Das 21 perguntas proibidas pelo juiz da Lava Jato, 13 foram consideradas “inapropriadas” pelo magistrado. O juiz chegou ainda a destacar na sentença três perguntas do peemedebista que citavam o advogado José Yunes.

Homem de confiança de Temer, Yunes ocupava cargo de assessor no Planalto. Seu nome foi citado na delação do ex-diretor da Odebrecht Cláudio Melo Filho, que afirmou que o escritório do advogado foi um dos endereços usados para a entrega de propina de R$ 1 milhão da empresa ao PMDB, em 2014.

No fim do ano passado, Yunes prestou depoimento à PGR para apresentar sua versão e disse ter atuado como “mula involuntária” do atual ministro da Casa Civil, Eliseu Padilha. O “pacote”, segundo ele, lhe foi entregue em mãos por Lúcio Funaro, preso preventivamente e apontado por investigadores da Lava Jato como operador de Cunha.

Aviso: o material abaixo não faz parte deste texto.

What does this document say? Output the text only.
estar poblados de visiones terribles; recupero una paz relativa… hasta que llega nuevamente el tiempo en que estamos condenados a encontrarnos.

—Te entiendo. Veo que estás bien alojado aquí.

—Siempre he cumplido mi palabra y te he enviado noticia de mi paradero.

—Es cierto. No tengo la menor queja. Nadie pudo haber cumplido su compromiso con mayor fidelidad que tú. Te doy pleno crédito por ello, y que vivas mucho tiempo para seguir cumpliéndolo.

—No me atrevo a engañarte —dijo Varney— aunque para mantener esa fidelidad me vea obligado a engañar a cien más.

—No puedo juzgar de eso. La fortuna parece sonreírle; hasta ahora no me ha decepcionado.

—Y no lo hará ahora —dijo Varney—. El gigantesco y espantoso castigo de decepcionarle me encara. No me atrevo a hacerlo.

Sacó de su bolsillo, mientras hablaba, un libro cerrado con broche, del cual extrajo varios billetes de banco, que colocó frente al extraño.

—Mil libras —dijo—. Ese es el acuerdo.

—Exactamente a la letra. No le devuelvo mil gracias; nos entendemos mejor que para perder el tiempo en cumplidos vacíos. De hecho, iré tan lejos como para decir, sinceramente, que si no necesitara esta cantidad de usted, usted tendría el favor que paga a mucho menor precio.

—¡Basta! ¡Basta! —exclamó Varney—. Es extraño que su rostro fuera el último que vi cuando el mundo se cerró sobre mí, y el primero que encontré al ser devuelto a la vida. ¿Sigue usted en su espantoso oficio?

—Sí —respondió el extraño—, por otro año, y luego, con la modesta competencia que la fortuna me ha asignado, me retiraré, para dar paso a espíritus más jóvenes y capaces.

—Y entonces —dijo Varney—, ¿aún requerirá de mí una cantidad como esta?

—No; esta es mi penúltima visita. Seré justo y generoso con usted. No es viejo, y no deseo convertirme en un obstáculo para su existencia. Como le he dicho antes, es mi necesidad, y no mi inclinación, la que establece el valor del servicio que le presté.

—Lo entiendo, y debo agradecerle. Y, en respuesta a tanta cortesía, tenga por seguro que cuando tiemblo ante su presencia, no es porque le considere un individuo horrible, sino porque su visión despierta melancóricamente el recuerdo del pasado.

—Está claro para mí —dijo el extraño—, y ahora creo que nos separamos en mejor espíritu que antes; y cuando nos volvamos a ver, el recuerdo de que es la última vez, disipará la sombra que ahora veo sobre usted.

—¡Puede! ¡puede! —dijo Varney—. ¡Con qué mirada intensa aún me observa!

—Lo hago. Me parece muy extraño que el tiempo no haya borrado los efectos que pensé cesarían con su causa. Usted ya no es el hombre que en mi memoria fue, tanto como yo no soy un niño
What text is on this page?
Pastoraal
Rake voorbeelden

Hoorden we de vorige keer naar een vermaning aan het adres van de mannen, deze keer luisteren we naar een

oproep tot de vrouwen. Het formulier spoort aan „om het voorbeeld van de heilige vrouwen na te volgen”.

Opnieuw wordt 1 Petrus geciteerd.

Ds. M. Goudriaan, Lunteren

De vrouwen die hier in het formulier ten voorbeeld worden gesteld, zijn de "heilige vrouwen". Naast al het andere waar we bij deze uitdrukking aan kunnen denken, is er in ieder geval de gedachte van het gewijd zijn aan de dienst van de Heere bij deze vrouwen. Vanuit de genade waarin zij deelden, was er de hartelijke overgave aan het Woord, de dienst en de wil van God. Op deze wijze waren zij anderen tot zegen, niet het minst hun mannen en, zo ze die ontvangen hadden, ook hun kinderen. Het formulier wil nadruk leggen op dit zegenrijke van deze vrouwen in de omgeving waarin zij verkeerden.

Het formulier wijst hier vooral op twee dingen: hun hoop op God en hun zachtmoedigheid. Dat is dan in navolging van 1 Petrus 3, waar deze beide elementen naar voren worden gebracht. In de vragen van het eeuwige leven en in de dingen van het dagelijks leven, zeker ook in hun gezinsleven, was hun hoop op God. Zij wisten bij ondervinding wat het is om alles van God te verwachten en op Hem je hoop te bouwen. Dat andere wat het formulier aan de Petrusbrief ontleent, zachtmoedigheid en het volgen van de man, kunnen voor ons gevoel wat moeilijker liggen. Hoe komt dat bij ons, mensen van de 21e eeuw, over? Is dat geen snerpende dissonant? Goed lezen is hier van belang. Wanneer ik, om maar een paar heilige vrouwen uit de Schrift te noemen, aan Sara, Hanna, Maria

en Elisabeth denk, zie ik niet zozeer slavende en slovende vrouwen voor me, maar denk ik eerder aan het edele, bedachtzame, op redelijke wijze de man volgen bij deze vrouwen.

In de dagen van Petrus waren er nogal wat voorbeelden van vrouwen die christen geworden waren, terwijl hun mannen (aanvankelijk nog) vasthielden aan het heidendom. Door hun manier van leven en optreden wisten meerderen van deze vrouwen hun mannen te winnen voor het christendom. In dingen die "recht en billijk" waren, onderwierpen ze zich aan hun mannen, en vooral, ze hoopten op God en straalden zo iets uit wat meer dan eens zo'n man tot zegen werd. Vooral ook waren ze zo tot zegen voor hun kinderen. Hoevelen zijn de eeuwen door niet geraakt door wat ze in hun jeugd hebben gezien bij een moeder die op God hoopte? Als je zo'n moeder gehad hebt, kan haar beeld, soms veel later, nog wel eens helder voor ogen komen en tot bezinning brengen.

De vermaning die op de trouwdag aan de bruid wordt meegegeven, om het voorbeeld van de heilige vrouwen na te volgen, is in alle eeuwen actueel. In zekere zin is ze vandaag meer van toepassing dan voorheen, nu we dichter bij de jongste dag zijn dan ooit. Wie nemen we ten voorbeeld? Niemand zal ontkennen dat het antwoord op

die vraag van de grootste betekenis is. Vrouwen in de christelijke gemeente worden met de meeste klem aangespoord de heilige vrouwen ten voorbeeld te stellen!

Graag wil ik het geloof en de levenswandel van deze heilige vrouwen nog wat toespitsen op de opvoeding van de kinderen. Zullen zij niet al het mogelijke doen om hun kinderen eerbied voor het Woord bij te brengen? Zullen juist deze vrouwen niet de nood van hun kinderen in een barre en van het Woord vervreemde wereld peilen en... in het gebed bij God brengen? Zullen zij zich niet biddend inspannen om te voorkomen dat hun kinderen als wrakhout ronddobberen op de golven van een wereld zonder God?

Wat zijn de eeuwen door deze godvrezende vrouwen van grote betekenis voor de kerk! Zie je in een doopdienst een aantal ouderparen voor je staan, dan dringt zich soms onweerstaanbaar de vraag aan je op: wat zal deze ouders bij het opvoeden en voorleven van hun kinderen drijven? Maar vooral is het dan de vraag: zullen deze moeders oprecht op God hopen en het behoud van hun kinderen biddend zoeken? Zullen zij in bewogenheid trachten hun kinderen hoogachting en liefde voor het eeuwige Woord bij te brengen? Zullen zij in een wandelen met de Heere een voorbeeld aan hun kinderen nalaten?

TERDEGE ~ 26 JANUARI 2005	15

Para Moro, os questionamentos de Cunha citando Yunes eram “absolutamente estranhos ao objeto da ação penal’ e “tinham por motivo óbvio constranger o Exmo. Sr. Presidente da República e provavelmente buscavam com isso provocar alguma espécie de intervenção indevida da parte dele em favor do preso”.

 

SENTENÇA

● O juiz federal Sérgio Moro condenou o ex-presidente da Câmara e deputado cassado Eduardo Cunha (PMDB-RJ) a 15 anos e 4 meses de prisão na Lava Jato

 

Contas na Suíça e negócio na África

ACUSAÇÃO

Segundo a Procuradoria- Geral da República, Eduardo Cunha recebeu e movimentou dinheiro de propina em contas secretas na Suíça. Ele teria recebido US$ 1,5 milhão (cerca de R$ 4,7 milhões), fruto da compra de campo de petróleo em Benin, na África, pela Petrobrás

 

CRIMES:

1 Corrupção passiva

2 Lavagem de dinheiro

3 Evasão de divisas

 

O caminho do dinheiro, segundo a Suíça

A Petrobrás pagou US$ 34,5 milhões pela exploração de uma área no país africano Benin, conhecida como Bloco 4

A estatal petrolífera e parceiros realizaram a venda de ativos relativos aos investimentos

A Petrobrás fez pagamento para uma conta da companhia CBH, empresa que celebrou o negócio no Benin

A conta sob o controle da CBH teria repassado US$ 10 milhões para João Henriques, empresário apontado como lobista do PMDB no esquema

Henriques transferiu US$ 1,5 milhão para contas no país europeu. Essas contas tinham Eduardo Cunha como “beneficiário”

 

 

O Estado de São Paulo, n. 45090, 31/03/2017. Política, p. A6.